Figure 2 shows representative cluster profiles for the 8-cluster model, ordered from lowest (FC1) to highest (FC8) cumulative inflammatory burden. FC2 (n=67; ∼6%) represents low FC values throughout the whole observation period. Instead, FC1 (n=140; ∼14%) and FC3 (n=157; ∼15%) and FC7 (n=244; ∼24%) were characterised by initially high FC values (>250 μg/g) which decreased over time at different rates. Whilst FC1 exhibited a sharp decrease within the first year, the decrease was more gradual for FC3 and FC7, where FC was normalised (<250 μg/g) approximately around two and five years post diagnosis, respectively. Furthermore, FC4 (n=103; ∼10%), FC5 (n=67; ∼6%) and FC6 (n=64; ∼6%) capture relapsing and remitting patterns of gastrointestinal inflammation. Finally, FC8 (n=194; ∼19%) represented individuals with consistently high FC values.

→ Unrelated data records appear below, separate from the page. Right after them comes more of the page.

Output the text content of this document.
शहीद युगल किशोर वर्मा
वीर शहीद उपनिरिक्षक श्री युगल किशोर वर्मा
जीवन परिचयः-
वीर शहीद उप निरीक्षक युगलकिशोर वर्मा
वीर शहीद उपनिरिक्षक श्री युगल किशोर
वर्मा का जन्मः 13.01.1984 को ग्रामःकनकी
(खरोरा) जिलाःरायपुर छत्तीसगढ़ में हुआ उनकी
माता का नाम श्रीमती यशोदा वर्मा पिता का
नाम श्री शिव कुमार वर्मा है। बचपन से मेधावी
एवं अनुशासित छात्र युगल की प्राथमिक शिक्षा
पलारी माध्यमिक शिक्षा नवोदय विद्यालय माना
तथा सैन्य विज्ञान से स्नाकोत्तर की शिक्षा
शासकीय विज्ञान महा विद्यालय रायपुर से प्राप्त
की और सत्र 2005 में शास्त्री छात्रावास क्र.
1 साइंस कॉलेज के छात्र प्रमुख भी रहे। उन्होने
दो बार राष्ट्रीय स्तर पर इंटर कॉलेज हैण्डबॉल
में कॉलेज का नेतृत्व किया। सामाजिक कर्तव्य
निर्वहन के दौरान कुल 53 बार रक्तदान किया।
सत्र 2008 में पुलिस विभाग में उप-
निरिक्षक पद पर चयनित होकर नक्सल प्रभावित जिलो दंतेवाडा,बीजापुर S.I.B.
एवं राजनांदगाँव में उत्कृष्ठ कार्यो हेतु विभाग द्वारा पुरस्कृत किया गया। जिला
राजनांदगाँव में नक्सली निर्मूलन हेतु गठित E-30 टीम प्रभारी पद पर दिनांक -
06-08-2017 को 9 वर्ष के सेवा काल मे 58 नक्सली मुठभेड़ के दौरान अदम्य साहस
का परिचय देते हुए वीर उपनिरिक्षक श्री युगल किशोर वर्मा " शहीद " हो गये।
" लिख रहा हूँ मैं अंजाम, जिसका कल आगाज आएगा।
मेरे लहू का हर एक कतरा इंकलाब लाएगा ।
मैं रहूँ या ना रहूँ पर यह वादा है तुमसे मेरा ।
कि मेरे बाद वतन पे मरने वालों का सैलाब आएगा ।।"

Cluster trajectories obtained from LCMM assuming eight clusters fitted to FC data (log-transformed). Red lines indicate predicted mean cluster profiles with 95% confidence intervals. The blue dotted lines indicate log(250μg/g). For visualisation purposes, pseudo subject-specific trajectories have been generated by amalgamating observations from randomly selected groups of six subjects. Clusters are ordered from lowest (FC1) to highest (FC8) cumulative inflammatory burden. Cluster sizes are shown as panel titles.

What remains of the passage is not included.